The old man careened backwards, striking his head against the shelving. Despite the blow, he remained conscious, his rage all the more palpable.
“You are both so weak. You disgust me.”
Jetta and her sister collapsed to the floor. Wriggling worms filled her insides, stretching her belly. She writhed on the ground, tearing at her own skin, trying to dig out the parasites eating her from the inside out. Bloodied and mad, Victor lifted his cane, taking aim at her eye.
His words are his strength; he can speak to the power inside you. You must silence his voice...
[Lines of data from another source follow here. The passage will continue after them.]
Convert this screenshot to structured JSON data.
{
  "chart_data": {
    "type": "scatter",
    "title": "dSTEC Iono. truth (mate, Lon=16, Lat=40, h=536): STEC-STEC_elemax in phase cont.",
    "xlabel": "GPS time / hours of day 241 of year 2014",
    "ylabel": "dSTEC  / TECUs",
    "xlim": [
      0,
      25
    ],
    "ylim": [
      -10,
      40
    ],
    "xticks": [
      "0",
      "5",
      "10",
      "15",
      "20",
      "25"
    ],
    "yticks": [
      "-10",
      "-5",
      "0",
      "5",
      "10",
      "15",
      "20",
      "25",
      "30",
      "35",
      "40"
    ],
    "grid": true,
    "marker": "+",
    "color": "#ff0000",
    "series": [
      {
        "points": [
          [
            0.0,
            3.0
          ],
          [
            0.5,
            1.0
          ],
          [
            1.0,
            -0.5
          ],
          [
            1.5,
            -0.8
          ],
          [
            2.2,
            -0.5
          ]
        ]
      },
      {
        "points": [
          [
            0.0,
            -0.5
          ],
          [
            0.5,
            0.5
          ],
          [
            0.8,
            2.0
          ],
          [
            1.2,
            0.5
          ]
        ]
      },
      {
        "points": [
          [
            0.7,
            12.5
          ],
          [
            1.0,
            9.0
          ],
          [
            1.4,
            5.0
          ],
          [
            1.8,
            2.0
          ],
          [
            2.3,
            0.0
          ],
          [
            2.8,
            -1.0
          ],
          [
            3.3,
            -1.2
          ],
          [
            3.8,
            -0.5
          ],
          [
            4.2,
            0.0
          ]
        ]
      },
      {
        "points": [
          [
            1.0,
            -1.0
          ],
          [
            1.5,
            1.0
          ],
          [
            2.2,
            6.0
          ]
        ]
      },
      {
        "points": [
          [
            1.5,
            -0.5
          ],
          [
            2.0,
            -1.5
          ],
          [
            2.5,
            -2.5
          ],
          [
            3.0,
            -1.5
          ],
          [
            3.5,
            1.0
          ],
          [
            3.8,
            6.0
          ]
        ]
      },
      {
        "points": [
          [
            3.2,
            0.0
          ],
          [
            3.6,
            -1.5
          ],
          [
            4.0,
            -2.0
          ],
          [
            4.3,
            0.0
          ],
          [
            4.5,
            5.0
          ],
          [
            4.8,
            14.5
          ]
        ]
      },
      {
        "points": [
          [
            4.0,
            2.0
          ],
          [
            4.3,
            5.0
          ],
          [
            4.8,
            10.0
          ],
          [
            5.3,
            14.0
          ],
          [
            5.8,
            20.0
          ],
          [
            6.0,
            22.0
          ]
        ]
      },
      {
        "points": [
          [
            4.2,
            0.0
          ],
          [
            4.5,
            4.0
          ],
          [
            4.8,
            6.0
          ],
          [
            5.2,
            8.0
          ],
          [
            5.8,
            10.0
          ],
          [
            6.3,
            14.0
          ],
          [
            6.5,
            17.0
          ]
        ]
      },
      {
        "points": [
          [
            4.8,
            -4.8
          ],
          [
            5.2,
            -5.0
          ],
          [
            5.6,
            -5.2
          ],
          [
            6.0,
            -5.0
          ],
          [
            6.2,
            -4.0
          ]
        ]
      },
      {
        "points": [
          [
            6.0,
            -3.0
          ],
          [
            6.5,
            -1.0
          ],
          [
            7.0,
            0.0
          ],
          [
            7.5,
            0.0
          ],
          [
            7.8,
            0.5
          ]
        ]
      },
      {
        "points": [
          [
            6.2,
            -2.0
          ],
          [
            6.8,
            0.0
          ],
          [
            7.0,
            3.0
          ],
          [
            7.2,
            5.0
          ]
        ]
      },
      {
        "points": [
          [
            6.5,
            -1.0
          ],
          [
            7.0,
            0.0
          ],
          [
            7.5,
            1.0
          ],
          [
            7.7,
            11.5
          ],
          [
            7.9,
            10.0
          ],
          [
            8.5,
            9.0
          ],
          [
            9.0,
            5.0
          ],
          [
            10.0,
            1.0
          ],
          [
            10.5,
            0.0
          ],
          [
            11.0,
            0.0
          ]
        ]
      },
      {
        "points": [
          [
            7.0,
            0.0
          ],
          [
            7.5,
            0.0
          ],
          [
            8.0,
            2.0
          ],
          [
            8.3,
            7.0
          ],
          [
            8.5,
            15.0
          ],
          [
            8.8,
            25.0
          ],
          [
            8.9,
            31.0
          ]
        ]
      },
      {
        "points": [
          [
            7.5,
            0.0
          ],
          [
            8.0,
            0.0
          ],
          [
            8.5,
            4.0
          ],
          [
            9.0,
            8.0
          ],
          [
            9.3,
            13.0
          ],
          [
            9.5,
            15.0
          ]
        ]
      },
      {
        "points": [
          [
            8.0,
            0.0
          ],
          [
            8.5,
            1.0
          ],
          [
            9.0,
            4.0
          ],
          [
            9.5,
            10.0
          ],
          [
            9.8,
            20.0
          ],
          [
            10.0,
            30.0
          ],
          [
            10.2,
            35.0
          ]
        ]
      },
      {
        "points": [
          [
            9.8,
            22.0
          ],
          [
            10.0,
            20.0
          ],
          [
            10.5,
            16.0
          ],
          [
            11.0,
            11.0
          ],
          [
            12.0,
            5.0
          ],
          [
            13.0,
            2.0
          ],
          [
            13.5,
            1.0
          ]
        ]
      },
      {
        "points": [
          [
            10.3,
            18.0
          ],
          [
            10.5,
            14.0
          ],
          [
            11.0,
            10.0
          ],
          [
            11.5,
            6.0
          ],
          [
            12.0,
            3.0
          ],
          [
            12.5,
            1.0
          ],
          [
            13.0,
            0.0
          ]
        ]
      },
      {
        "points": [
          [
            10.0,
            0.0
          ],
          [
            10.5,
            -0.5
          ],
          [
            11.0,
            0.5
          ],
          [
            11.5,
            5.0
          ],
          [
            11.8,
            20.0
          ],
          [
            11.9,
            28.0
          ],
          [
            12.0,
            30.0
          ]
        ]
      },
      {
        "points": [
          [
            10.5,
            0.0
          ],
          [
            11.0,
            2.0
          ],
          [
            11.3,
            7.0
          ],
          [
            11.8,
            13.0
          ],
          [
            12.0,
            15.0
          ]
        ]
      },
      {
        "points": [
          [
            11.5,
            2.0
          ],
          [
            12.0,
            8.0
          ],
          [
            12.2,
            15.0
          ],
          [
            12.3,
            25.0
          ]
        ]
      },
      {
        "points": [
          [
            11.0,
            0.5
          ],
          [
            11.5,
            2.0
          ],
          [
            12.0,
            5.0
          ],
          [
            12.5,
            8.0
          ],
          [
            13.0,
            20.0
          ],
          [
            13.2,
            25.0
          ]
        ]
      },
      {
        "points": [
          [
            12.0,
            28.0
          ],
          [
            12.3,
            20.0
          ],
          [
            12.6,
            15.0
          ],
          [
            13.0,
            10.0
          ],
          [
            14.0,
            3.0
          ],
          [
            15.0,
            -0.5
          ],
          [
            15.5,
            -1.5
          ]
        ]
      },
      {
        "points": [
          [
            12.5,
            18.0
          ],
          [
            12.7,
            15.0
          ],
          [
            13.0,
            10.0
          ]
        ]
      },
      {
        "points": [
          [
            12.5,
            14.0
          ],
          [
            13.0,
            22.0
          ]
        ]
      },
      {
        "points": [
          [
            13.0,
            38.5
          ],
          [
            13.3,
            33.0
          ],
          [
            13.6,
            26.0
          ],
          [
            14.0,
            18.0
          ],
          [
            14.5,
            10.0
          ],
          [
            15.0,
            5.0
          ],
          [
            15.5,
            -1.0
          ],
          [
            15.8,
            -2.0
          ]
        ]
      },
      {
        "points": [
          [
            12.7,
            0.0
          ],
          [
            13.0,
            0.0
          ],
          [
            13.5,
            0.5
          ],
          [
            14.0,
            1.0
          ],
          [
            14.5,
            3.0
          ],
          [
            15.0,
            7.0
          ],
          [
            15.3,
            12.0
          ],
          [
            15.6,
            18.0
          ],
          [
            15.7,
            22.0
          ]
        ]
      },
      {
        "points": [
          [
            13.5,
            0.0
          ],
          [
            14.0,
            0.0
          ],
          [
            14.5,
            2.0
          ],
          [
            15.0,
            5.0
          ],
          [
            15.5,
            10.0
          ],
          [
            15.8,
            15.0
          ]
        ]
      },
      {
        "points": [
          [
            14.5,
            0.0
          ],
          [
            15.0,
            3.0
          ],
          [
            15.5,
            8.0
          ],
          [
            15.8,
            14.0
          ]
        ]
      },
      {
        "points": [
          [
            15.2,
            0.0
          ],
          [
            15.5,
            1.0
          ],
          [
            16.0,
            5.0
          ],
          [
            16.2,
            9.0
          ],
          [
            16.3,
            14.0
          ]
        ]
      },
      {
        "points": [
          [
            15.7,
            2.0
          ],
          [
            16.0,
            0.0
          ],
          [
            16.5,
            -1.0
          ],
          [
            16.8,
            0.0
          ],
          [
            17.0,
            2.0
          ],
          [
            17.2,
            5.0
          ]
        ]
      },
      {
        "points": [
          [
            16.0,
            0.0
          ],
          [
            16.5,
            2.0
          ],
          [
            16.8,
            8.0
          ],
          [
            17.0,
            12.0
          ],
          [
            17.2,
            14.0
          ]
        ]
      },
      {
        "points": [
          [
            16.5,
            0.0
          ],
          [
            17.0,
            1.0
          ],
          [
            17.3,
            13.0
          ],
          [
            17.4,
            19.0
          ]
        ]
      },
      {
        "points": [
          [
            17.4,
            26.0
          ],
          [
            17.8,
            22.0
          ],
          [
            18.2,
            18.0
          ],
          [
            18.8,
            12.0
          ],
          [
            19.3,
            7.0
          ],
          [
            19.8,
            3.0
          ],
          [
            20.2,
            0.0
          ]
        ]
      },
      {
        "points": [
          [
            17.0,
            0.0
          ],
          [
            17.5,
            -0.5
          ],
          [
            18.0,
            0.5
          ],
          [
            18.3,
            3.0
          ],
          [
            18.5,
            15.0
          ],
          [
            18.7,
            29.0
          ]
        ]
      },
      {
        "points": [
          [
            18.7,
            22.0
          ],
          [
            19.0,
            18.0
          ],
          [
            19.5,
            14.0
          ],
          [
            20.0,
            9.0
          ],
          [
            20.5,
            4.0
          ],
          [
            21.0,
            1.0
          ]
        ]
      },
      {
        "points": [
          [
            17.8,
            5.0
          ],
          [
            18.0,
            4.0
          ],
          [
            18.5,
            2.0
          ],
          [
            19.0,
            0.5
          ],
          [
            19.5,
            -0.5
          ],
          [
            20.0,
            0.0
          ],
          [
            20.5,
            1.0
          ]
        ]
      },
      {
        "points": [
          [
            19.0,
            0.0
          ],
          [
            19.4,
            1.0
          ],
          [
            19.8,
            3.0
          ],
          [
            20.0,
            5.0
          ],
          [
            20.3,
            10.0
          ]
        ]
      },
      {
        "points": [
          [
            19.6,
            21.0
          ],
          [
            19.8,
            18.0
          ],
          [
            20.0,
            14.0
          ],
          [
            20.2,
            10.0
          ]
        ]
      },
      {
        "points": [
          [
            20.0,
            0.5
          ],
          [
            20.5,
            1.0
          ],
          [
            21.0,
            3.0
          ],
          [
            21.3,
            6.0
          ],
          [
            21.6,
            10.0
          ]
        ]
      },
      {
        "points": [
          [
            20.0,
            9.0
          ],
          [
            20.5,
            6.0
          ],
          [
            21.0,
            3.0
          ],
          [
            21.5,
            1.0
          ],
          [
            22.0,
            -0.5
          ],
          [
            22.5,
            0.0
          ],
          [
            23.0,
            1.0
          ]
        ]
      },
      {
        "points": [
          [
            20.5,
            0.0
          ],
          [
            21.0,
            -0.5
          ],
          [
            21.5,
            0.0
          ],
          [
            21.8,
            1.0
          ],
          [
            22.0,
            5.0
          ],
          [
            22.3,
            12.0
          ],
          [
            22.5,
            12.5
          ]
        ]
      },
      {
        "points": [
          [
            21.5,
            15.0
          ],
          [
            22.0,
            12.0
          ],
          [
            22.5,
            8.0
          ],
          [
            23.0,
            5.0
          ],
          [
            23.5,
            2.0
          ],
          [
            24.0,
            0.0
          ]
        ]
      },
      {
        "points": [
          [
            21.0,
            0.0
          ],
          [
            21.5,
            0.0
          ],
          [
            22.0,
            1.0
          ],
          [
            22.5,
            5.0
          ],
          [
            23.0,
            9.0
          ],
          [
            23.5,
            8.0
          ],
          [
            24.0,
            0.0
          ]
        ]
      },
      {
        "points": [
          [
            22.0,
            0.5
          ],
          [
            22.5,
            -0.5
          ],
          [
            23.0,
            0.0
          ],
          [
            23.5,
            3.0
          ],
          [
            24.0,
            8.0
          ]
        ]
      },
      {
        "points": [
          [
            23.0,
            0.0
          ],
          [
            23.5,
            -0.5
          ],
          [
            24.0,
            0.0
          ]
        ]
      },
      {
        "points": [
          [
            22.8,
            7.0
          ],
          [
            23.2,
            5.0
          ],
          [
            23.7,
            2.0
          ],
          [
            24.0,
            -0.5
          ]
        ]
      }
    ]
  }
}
Jetta reached for her gun, but her brother’s final warning rendered her inert. Death will only give rise to another.
Victor will be reborn, she heard her sister realize. His evil cannot be killed.
I have to try! Jetta shouted back.
Stripped of her physical abilities, Jetta resorted to her only other means of destroying Victor. She blasted head-first into his mind, unprepared for what lay beneath.
The first layer of Victor Paulstine’s mind housed the illusion he had created of himself and the evil that resided in his heart. She became the madman wielding the scalpel, carving out eyes and ears and delicately rerouting the voluntary functions of his subjects. With every slice she seethed with an anger so violent that she bucked against her own identity, refusing to believe that the world was anything more than a despicable place that needed her vision, her control.
I must kill Victor Paulstine, she reminded herself.
Jetta pushed on. Time zoomed backward and forward in a confusing mishmash. She found herself outside, in a backyard, the ground covered with colorful leaves. A brisk wind blew in from the north as the sun hid behind fluffy white clouds.
The hands before her looked small, childlike. In front of her a squirrel, nailed down by his feet, screeched and twitched. She watched her chubby hands slice off its ears and pop out its eyes with a butcher knife. Then, slowly and methodically, she peeled back its skin, relishing its screams.